Tanto en la vida real como en la ficción, a José Sedek lo mueve la justicia y lo conmueve la gente desprotegida, vulnerable, de ahí que esté atento a las labores de rescate de sus connacionales en Venezuela.
El nacido en Barquisimeto, capital del estado Lara, y con una carrera que lo ha llevado a Italia, Colombia, México y España, reconoce estar conmocionado por lo que está pasando en su tierra. “Es muy lamentable, me siento muy triste, tengo muchos sentimientos encontrados”, expresa.
El actor comparte que su pensamiento está especialmente en quienes continúan esperando noticias de familiares desaparecidos. “A la gente que está allí, que perdió a sus familiares o que los está buscando en este preciso momento, les mando toda la fuerza del mundo. Les digo que siempre Dios tiene un propósito mayor, aunque no lo podamos ver. Toda esta pesadilla pasará muy pronto y estamos a punto de amanecer”, señala el histrión de 42 años.

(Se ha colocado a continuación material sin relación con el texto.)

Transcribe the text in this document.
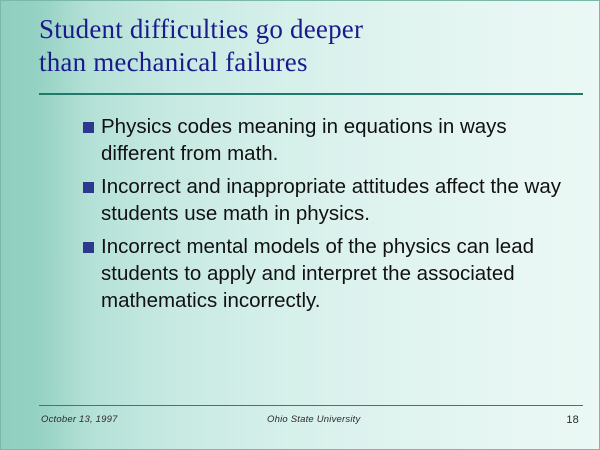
Student difficulties go deeper
than mechanical failures
Physics codes meaning in equations in ways different from math.
Incorrect and inappropriate attitudes affect the way students use math in physics.
Incorrect mental models of the physics can lead students to apply and interpret the associated mathematics incorrectly.
October 13, 1997	Ohio State University	18
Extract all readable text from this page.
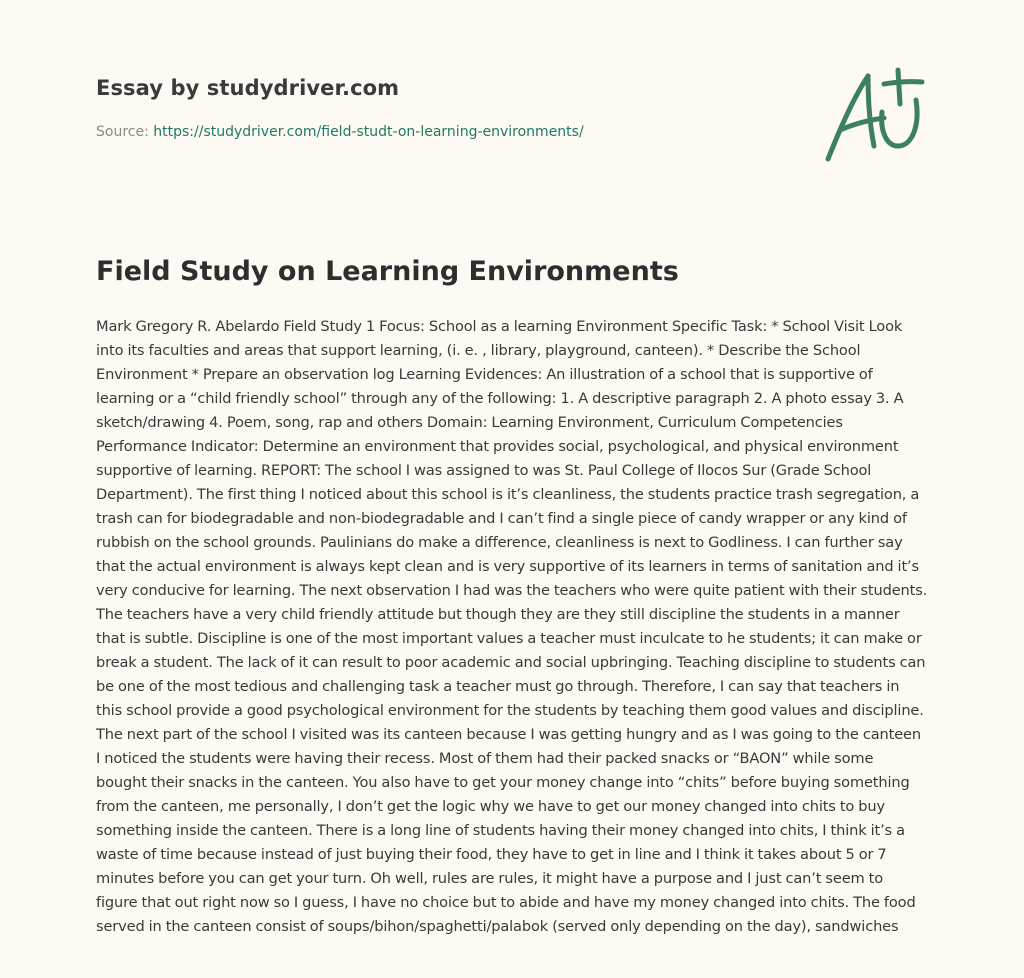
Essay by studydriver.com
Source: https://studydriver.com/field-studt-on-learning-environments/
Field Study on Learning Environments

Mark Gregory R. Abelardo Field Study 1 Focus: School as a learning Environment Specific Task: * School Visit Look into its faculties and areas that support learning, (i. e. , library, playground, canteen). * Describe the School Environment * Prepare an observation log Learning Evidences: An illustration of a school that is supportive of learning or a “child friendly school” through any of the following: 1. A descriptive paragraph 2. A photo essay 3. A sketch/drawing 4. Poem, song, rap and others Domain: Learning Environment, Curriculum Competencies Performance Indicator: Determine an environment that provides social, psychological, and physical environment supportive of learning. REPORT: The school I was assigned to was St. Paul College of Ilocos Sur (Grade School Department). The first thing I noticed about this school is it’s cleanliness, the students practice trash segregation, a trash can for biodegradable and non-biodegradable and I can’t find a single piece of candy wrapper or any kind of rubbish on the school grounds. Paulinians do make a difference, cleanliness is next to Godliness. I can further say that the actual environment is always kept clean and is very supportive of its learners in terms of sanitation and it’s very conducive for learning. The next observation I had was the teachers who were quite patient with their students. The teachers have a very child friendly attitude but though they are they still discipline the students in a manner that is subtle. Discipline is one of the most important values a teacher must inculcate to he students; it can make or break a student. The lack of it can result to poor academic and social upbringing. Teaching discipline to students can be one of the most tedious and challenging task a teacher must go through. Therefore, I can say that teachers in this school provide a good psychological environment for the students by teaching them good values and discipline. The next part of the school I visited was its canteen because I was getting hungry and as I was going to the canteen I noticed the students were having their recess. Most of them had their packed snacks or “BAON” while some bought their snacks in the canteen. You also have to get your money change into “chits” before buying something from the canteen, me personally, I don’t get the logic why we have to get our money changed into chits to buy something inside the canteen. There is a long line of students having their money changed into chits, I think it’s a waste of time because instead of just buying their food, they have to get in line and I think it takes about 5 or 7 minutes before you can get your turn. Oh well, rules are rules, it might have a purpose and I just can’t seem to figure that out right now so I guess, I have no choice but to abide and have my money changed into chits. The food served in the canteen consist of soups/bihon/spaghetti/palabok (served only depending on the day), sandwiches
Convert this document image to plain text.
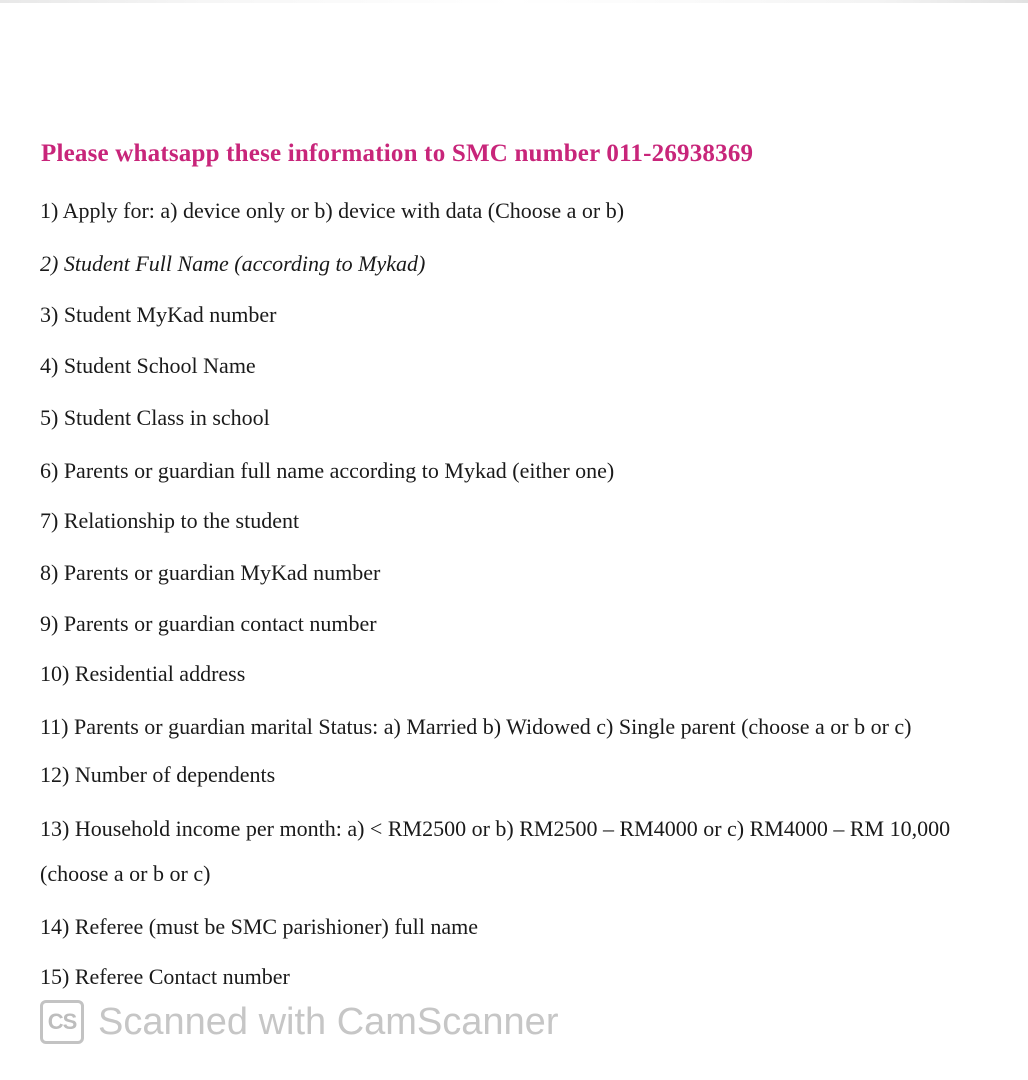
Please whatsapp these information to SMC number 011-26938369
1) Apply for: a) device only or b) device with data (Choose a or b)
2) Student Full Name (according to Mykad)
3) Student MyKad number
4) Student School Name
5) Student Class in school
6) Parents or guardian full name according to Mykad (either one)
7) Relationship to the student
8) Parents or guardian MyKad number
9) Parents or guardian contact number
10) Residential address
11) Parents or guardian marital Status: a) Married b) Widowed c) Single parent (choose a or b or c)
12) Number of dependents
13) Household income per month: a) < RM2500 or b) RM2500 – RM4000 or c) RM4000 – RM 10,000
(choose a or b or c)
14) Referee (must be SMC parishioner) full name
15) Referee Contact number
CS Scanned with CamScanner
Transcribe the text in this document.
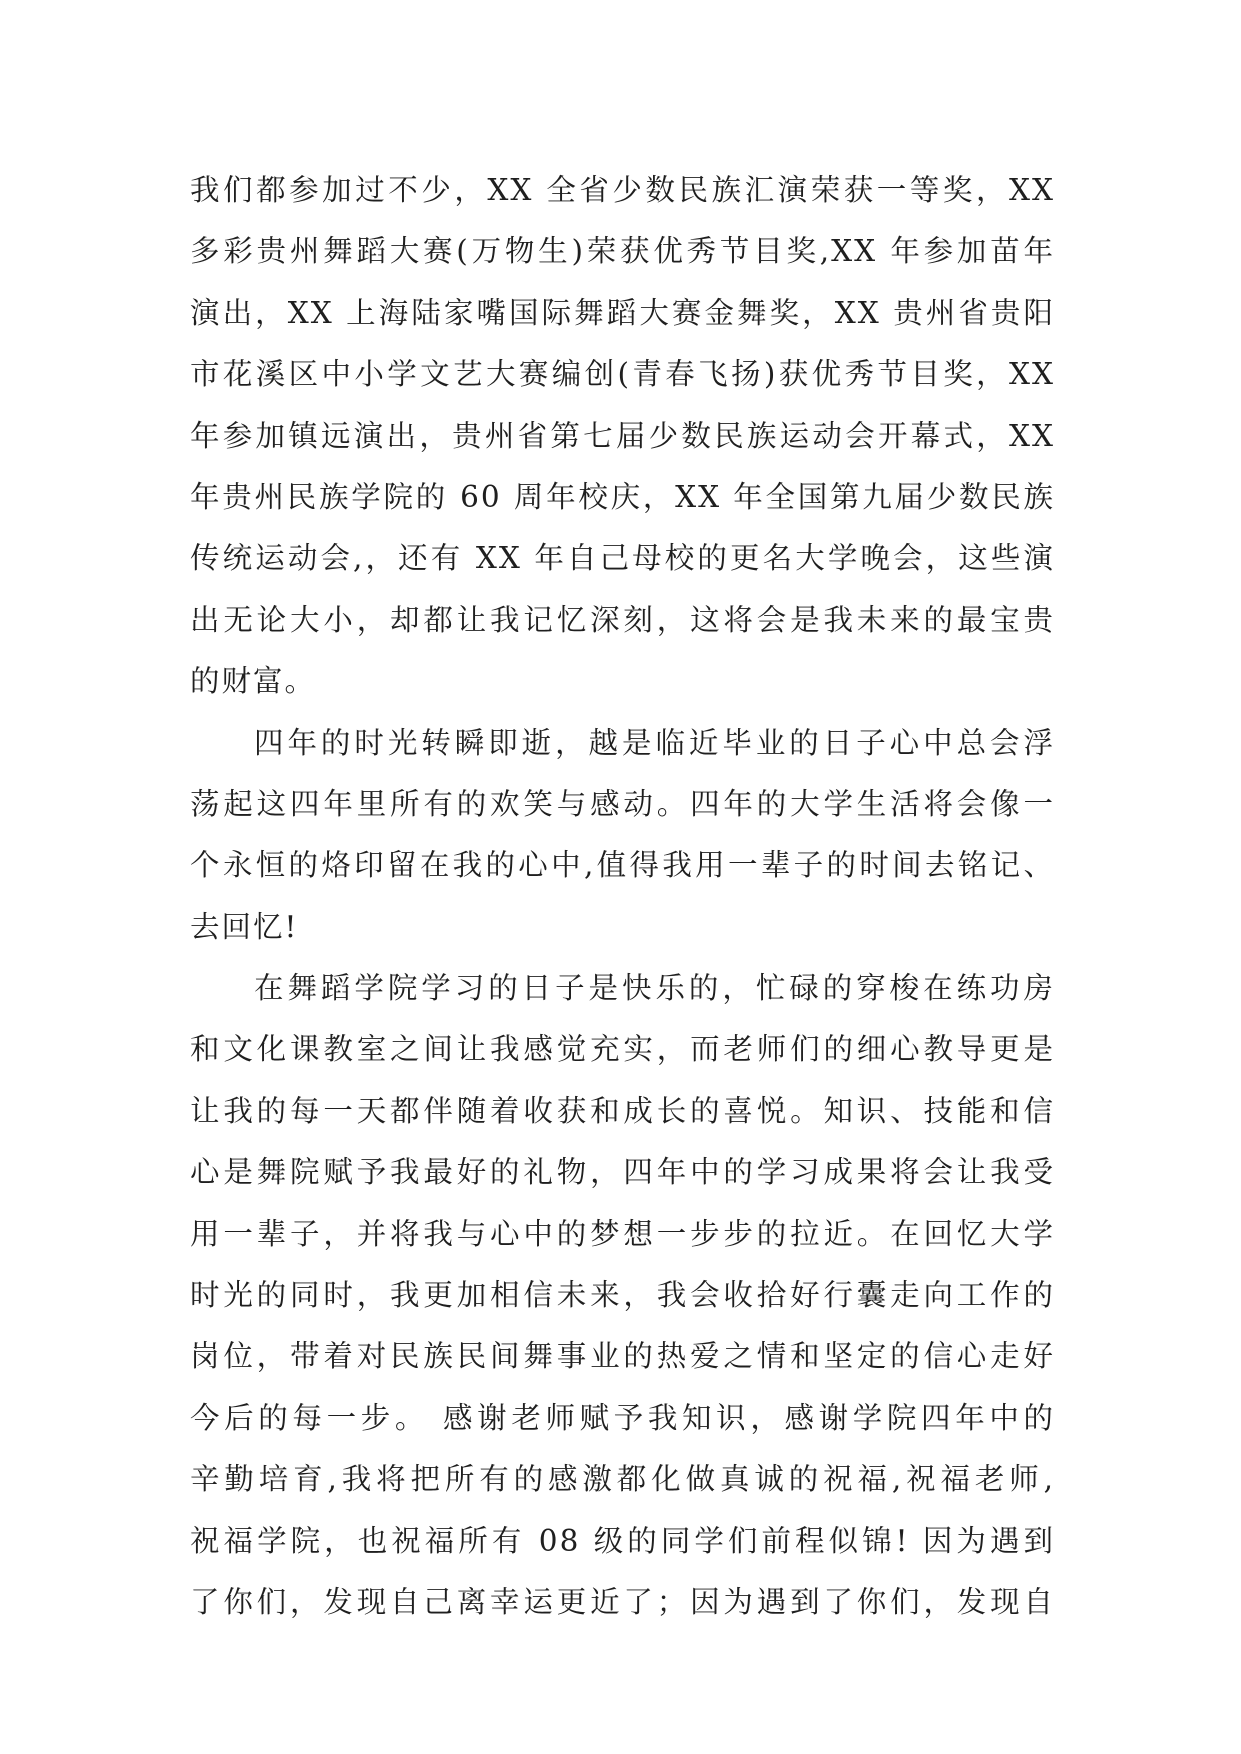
我们都参加过不少，XX 全省少数民族汇演荣获一等奖，XX
多彩贵州舞蹈大赛(万物生)荣获优秀节目奖,XX 年参加苗年
演出，XX 上海陆家嘴国际舞蹈大赛金舞奖，XX 贵州省贵阳
市花溪区中小学文艺大赛编创(青春飞扬)获优秀节目奖，XX
年参加镇远演出，贵州省第七届少数民族运动会开幕式，XX
年贵州民族学院的 60 周年校庆，XX 年全国第九届少数民族
传统运动会,，还有 XX 年自己母校的更名大学晚会，这些演
出无论大小，却都让我记忆深刻，这将会是我未来的最宝贵
的财富。
四年的时光转瞬即逝，越是临近毕业的日子心中总会浮
荡起这四年里所有的欢笑与感动。四年的大学生活将会像一
个永恒的烙印留在我的心中,值得我用一辈子的时间去铭记、
去回忆!
在舞蹈学院学习的日子是快乐的，忙碌的穿梭在练功房
和文化课教室之间让我感觉充实，而老师们的细心教导更是
让我的每一天都伴随着收获和成长的喜悦。知识、技能和信
心是舞院赋予我最好的礼物，四年中的学习成果将会让我受
用一辈子，并将我与心中的梦想一步步的拉近。在回忆大学
时光的同时，我更加相信未来，我会收拾好行囊走向工作的
岗位，带着对民族民间舞事业的热爱之情和坚定的信心走好
今后的每一步。 感谢老师赋予我知识，感谢学院四年中的
辛勤培育,我将把所有的感激都化做真诚的祝福,祝福老师,
祝福学院，也祝福所有 08 级的同学们前程似锦! 因为遇到
了你们，发现自己离幸运更近了；因为遇到了你们，发现自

Haber convertido a México su segundo hogar, aclara, no lo hace indiferente a la tragedia que está viviendo Venezuela: “Siento que este es el último empujón de Venezuela para dar a luz a una nueva Venezuela. No tengo palabras para quienes han perdido a sus familiares; los acompaño con un abrazo a la distancia, con todo mi corazón y haré todo lo que esté en mis manos para ayudarlos a salir adelante”.
Las otras víctimas
Desde la ficción, también piensa en otras víctimas, las de la violencia. A lo largo de una década, José se ha convertido en talento estable del elenco de El Señor de los Cielos.
Desde 2017, en la quinta temporada, el venezolano ha dado vida al agente de la CIA Bernardo Castillo, personaje que poco a poco se convirtió en una de las figuras centrales. Para el actor, su personaje sirve para mostrar las consecuencias que deja la violencia en la región y para recordar que detrás de los conflictos siempre existen víctimas.